Pour les représentants CFE-CGC Maurice Perrin et Pierre Maupoint de Vandeul : 

"il n'est pas trop tard pour changer le scénario"


et réaffirmer les arbitrages fondamentaux qui donneront un avenir" à l'entreprise.
Dans une lettre ouverte en forme d'"alerte sociale", sonnant comme "une semonce" avant le dépôt d'un préavis de grève - qui serait le troisième depuis le début de l'année -, le syndicat de l'encadrement demande au secrétaire d'Etat chargé des Transports Frédéric Cuvillier de "cesser et faire cesser les mensonges et manipulations".
Il y a en tout cas urgence. La SNCM, chroniquement déficitaire depuis sa création il y a un peu plus de 30 ans, a vu chuter ses réservations depuis l'épisode du 12 mai.

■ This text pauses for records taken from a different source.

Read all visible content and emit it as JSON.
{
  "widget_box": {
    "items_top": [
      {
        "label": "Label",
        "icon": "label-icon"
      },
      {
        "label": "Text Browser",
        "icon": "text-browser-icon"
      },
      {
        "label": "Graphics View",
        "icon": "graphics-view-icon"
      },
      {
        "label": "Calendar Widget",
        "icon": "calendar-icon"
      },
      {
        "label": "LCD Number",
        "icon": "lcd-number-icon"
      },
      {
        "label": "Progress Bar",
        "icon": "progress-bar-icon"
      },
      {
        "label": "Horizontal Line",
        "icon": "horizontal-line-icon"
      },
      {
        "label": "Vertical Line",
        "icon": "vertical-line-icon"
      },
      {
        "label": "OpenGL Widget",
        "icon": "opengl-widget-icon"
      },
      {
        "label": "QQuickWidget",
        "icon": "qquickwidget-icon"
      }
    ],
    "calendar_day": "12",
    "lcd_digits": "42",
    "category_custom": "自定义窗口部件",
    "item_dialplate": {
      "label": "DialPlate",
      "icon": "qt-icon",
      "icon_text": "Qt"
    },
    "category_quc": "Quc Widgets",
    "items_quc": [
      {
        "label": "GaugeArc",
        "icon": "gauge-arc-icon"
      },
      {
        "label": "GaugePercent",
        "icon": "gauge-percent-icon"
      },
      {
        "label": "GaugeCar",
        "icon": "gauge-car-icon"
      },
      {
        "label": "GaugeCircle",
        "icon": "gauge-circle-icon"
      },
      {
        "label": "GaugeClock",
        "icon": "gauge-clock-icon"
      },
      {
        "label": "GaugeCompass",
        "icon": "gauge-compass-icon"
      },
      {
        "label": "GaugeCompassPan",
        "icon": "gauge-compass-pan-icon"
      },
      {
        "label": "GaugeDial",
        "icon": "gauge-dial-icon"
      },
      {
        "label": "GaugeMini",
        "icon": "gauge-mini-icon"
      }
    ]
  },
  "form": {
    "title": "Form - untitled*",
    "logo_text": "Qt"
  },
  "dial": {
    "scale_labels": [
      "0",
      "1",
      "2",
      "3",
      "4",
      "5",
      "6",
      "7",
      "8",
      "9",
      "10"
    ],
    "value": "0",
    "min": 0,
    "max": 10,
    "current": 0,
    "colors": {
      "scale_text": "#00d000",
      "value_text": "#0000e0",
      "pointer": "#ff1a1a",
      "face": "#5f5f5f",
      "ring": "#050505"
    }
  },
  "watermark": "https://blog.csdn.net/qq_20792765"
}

Privatisée en 2006 dans des conditions "contestables", selon un récent rapport parlementaire, elle accumule les pertes, confrontée à la concurrence croissante de Corsica Ferries, aux navires battant pavillon italien et aux équipages multinationaux, quand la SNCM opère sous pavillon français "premier registre", aux normes plus contraignantes.
M. Cuvillier avait promis au printemps l'entrée en vigueur en juin du décret dit "Etat d'accueil", un texte anti-dumping social visant à lutter contre cette "distorsion de concurrence". Or le décret vient d'être repoussé, déplore la CGT, qui y voit un autre signe de la défaillance de l'Etat dans ce dossier.